Cloning, expression, purification, and characterization of the murine lysosomal acid α-mannosidase

• Published in: Biochimica et biophysica acta Vol. 1336; no. 2; pp. 132 - 146
• Main Authors: Merkle, Roberta K, Zhang, Yong, Ruest, Paul J, Lal, Anita, Liao, Yung-Feng, Moremen, Kelley W
• Format: Journal Article
• Language: English
• Published: Netherlands Elsevier B.V 29.08.1997
• Subjects: alpha-Mannosidase; Amino Acid Sequence; Animals; Base Sequence; cDNA cloning; Cloning, Molecular; DNA, Complementary - isolation & purification; Glycoprotein catabolism; Glycoproteins - metabolism; Lysosomal α-mannosidase; Lysosomes - enzymology; Mannosidases - genetics; Mannosidases - isolation & purification; Mannosidases - metabolism; Mice; Molecular Sequence Data; Molecular Weight; Pichia - genetics; Pichia pastoris expression; Recombinant Proteins - isolation & purification; α-Mannosidosis; Pichia pastoris expression; cDNA cloning; Glycoprotein catabolism; α-Mannosidosis; ORF, open reading frame; pNPMan, p-nitrophenyl-α- d-mannoside; PCR, polymerase chain reaction; TBS, Tris-buffered saline; PA, pyridylamine; Lysosomal α-mannosidase; RT-PCR, reverse transcription-polymerase chain reaction
• ISSN: 0304-4165; 0006-3002; 1872-8006
• DOI: 10.1016/S0304-4165(97)00023-8

Catabolism of α-linked mannose residues on eukaryotic glycoproteins is accomplished by a broad specificity lysosomal α-mannosidase (EC 3.2.1.24). Based on regions of protein sequence conservation between the lysosomal α-mannosidase from Dictyostelium discoideum and the murine Golgi glycoprotein processing α1,3/1,6-mannosidase, α-mannosidase II, we have cloned a cDNA encoding the murine lysosomal α-mannosidase. The longest of the clones was 3.1 kb in length and encoded a polypeptide of 992 amino acids containing a putative NH 2-terminal signal sequence and 11 potential N-glycosylation sites. The deduced amino acid sequence was 76.5% identical to the human lysosomal α-mannosidase and 38.1% identical to the lysosomal α-mannosidase from D. discoideum. Expression of the cDNA in Pichia pastoris resulted in the secretion of an α-mannosidase activity into the culture medium.
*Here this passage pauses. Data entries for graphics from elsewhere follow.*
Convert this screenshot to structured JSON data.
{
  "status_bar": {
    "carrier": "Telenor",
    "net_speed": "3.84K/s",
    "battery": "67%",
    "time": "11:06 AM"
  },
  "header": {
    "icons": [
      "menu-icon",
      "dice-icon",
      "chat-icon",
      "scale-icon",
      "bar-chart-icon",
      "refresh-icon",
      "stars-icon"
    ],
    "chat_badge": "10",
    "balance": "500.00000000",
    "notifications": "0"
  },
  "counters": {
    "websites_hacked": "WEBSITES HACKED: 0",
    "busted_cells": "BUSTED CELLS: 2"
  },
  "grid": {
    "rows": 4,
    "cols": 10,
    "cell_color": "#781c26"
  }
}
This recombinant expression product was purified and was shown to have enzymatic characteristics highly similar to the enzyme purified from mammalian sources and to the human lysosomal α-mannosidase cDNA expressed in Pichia. These characteristics include a similar pH optimum, K m, V max, inhibition by swainsonine, and activity toward natural substrates. Northern blots identified a major 3.5 kb RNA transcript in all murine tissues tested. A minor transcript of 5.4 kb was also detected in some murine tissues similar to the alternatively spliced transcripts that have been previously identified in human tissues.